The agreement also allows secondary listing documents required for SGX offering to be based on information contained in the US listing and subsequent filing documents to the US Securities and Exchange Commission and/or Nasdaq, together with additional disclosure in compliance with Singapore prospectus disclosure requirements.
Tan Boon Gin, CEO of SGX RegCo, said the agreement will enhance the oversight of dual listed issuers and streamline the relevant processes between both exchanges.
“Protecting investors’ interests is important to both SGX and Nasdaq,” Tan said. “Investors with interests in companies that have a profile in both markets will benefit from this regulatory cooperation.”
Nasdaq and SGX first announced a collaborative agreement in 2017 to enhance the channels available for companies to access capital market funding and enhance their corporate profile in both markets.
As part of the agreement back then, Nasdaq and SGX explored the demand among corporates for a concurrent or sequential listing on both exchanges.
“This agreement is reflective of our commitment to streamlining access to capital for issuers and protecting investors,” said Nasdaq Stock Exchange president Nelson Griggs.

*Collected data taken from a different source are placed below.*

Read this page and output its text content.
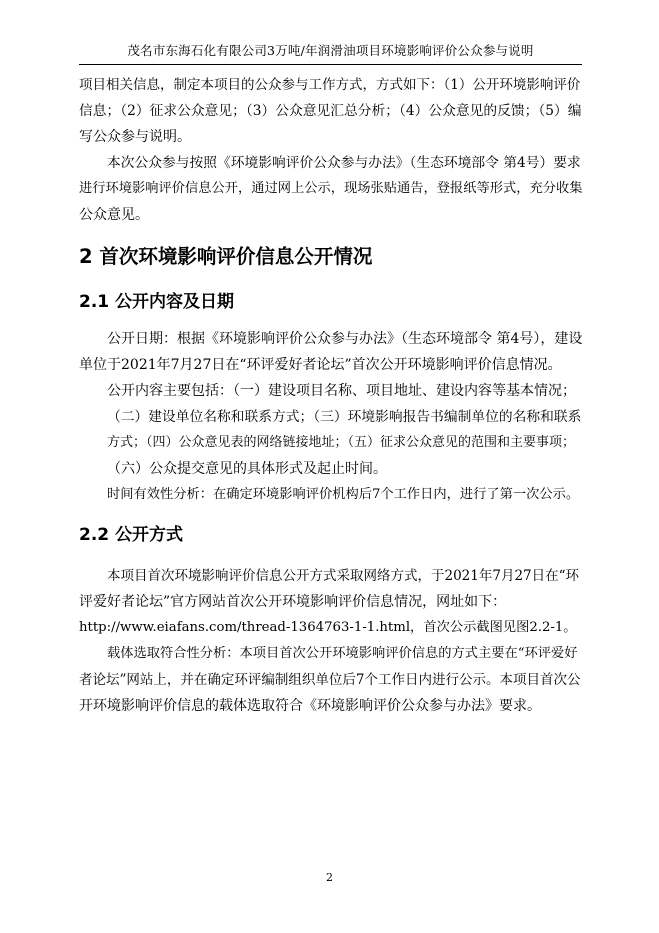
茂名市东海石化有限公司3万吨/年润滑油项目环境影响评价公众参与说明
项目相关信息，制定本项目的公众参与工作方式，方式如下：（1）公开环境影响评价
信息；（2）征求公众意见；（3）公众意见汇总分析；（4）公众意见的反馈；（5）编
写公众参与说明。
本次公众参与按照《环境影响评价公众参与办法》（生态环境部令 第4号）要求
进行环境影响评价信息公开，通过网上公示，现场张贴通告，登报纸等形式，充分收集
公众意见。
2 首次环境影响评价信息公开情况
2.1 公开内容及日期
公开日期：根据《环境影响评价公众参与办法》（生态环境部令 第4号），建设
单位于2021年7月27日在“环评爱好者论坛”首次公开环境影响评价信息情况。
公开内容主要包括：（一）建设项目名称、项目地址、建设内容等基本情况；
（二）建设单位名称和联系方式；（三）环境影响报告书编制单位的名称和联系
方式；（四）公众意见表的网络链接地址；（五）征求公众意见的范围和主要事项；
（六）公众提交意见的具体形式及起止时间。
时间有效性分析：在确定环境影响评价机构后7个工作日内，进行了第一次公示。
2.2 公开方式
本项目首次环境影响评价信息公开方式采取网络方式，于2021年7月27日在“环
评爱好者论坛”官方网站首次公开环境影响评价信息情况，网址如下：
http://www.eiafans.com/thread-1364763-1-1.html，首次公示截图见图2.2-1。
载体选取符合性分析：本项目首次公开环境影响评价信息的方式主要在“环评爱好
者论坛”网站上，并在确定环评编制组织单位后7个工作日内进行公示。本项目首次公
开环境影响评价信息的载体选取符合《环境影响评价公众参与办法》要求。
2
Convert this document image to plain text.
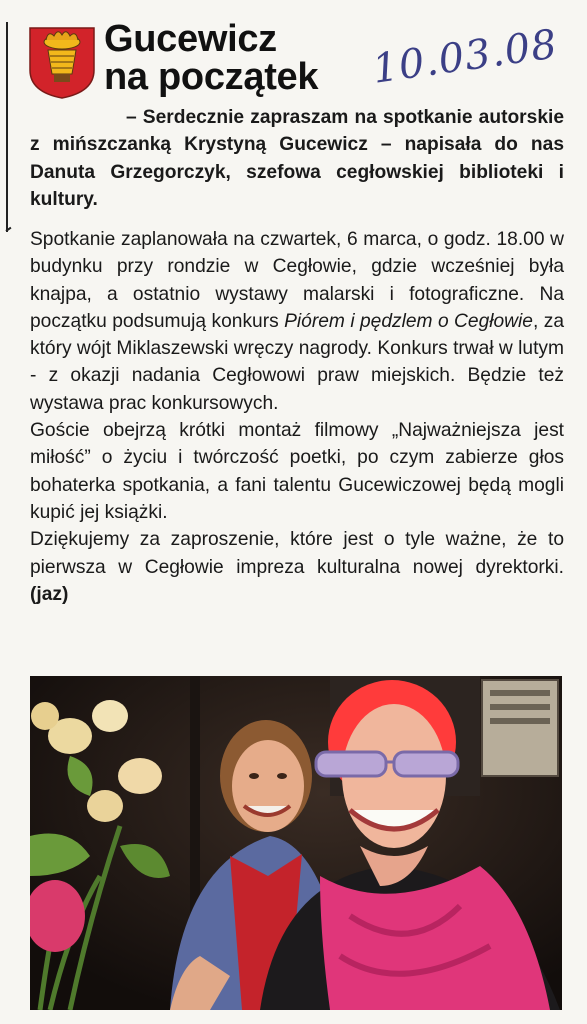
Gucewicz
na początek 10.03.08
– Serdecznie zapraszam na spotkanie autorskie z mińszczanką Krystyną Gucewicz – napisała do nas Danuta Grzegorczyk, szefowa cegłowskiej biblioteki i kultury.

Spotkanie zaplanowała na czwartek, 6 marca, o godz. 18.00 w budynku przy rondzie w Cegłowie, gdzie wcześniej była knajpa, a ostatnio wystawy malarski i fotograficzne. Na początku podsumują konkurs Piórem i pędzlem o Cegłowie, za który wójt Miklaszewski wręczy nagrody. Konkurs trwał w lutym - z okazji nadania Cegłowowi praw miejskich. Będzie też wystawa prac konkursowych.

Goście obejrzą krótki montaż filmowy „Najważniejsza jest miłość” o życiu i twórczość poetki, po czym zabierze głos bohaterka spotkania, a fani talentu Gucewiczowej będą mogli kupić jej książki.

Dziękujemy za zaproszenie, które jest o tyle ważne, że to pierwsza w Cegłowie impreza kulturalna nowej dyrektorki. (jaz)
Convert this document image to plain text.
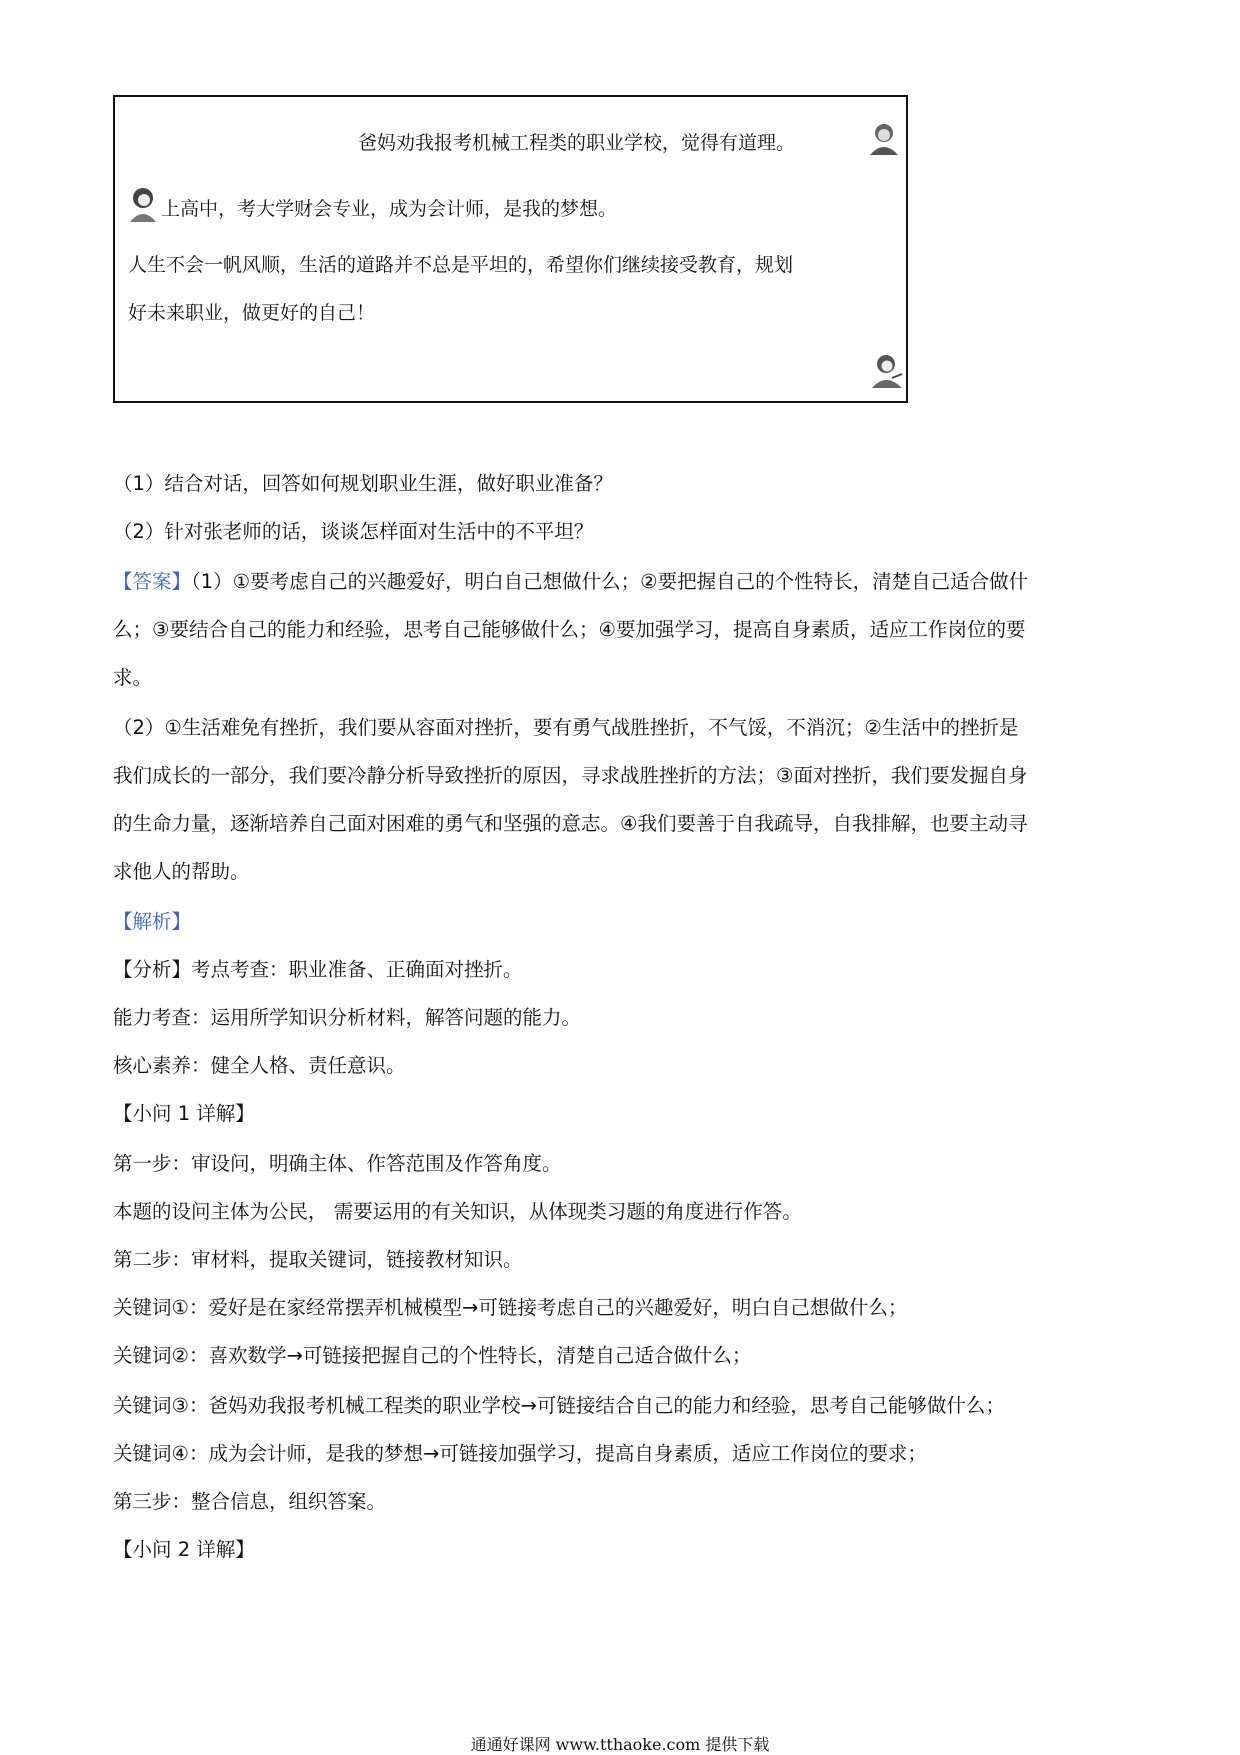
爸妈劝我报考机械工程类的职业学校，觉得有道理。
上高中，考大学财会专业，成为会计师，是我的梦想。
人生不会一帆风顺，生活的道路并不总是平坦的，希望你们继续接受教育，规划
好未来职业，做更好的自己！
（1）结合对话，回答如何规划职业生涯，做好职业准备？
（2）针对张老师的话，谈谈怎样面对生活中的不平坦？
【答案】（1）①要考虑自己的兴趣爱好，明白自己想做什么；②要把握自己的个性特长，清楚自己适合做什
么；③要结合自己的能力和经验，思考自己能够做什么；④要加强学习，提高自身素质，适应工作岗位的要
求。
（2）①生活难免有挫折，我们要从容面对挫折，要有勇气战胜挫折，不气馁，不消沉；②生活中的挫折是
我们成长的一部分，我们要冷静分析导致挫折的原因，寻求战胜挫折的方法；③面对挫折，我们要发掘自身
的生命力量，逐渐培养自己面对困难的勇气和坚强的意志。④我们要善于自我疏导，自我排解，也要主动寻
求他人的帮助。
【解析】
【分析】考点考查：职业准备、正确面对挫折。
能力考查：运用所学知识分析材料，解答问题的能力。
核心素养：健全人格、责任意识。
【小问 1 详解】
第一步：审设问，明确主体、作答范围及作答角度。
本题的设问主体为公民， 需要运用的有关知识，从体现类习题的角度进行作答。
第二步：审材料，提取关键词，链接教材知识。
关键词①：爱好是在家经常摆弄机械模型→可链接考虑自己的兴趣爱好，明白自己想做什么；
关键词②：喜欢数学→可链接把握自己的个性特长，清楚自己适合做什么；
关键词③：爸妈劝我报考机械工程类的职业学校→可链接结合自己的能力和经验，思考自己能够做什么；
关键词④：成为会计师，是我的梦想→可链接加强学习，提高自身素质，适应工作岗位的要求；
第三步：整合信息，组织答案。
【小问 2 详解】
通通好课网 www.tthaoke.com 提供下载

The agreement comes at a time when tensions between the US and China have escalated.
Washington has been pressured to crack down on US-listed firms that do not comply with US disclosure and auditing rules since April. Republican Senator Marco Rubio even called on the government to bar US-listed Chinese companies that do not meet US auditing standards from American exchanges.
Nasdaq was reportedly considering new restrictions on IPOs, a move that will make it harder for some Chinese companies to debut on the stock exchange.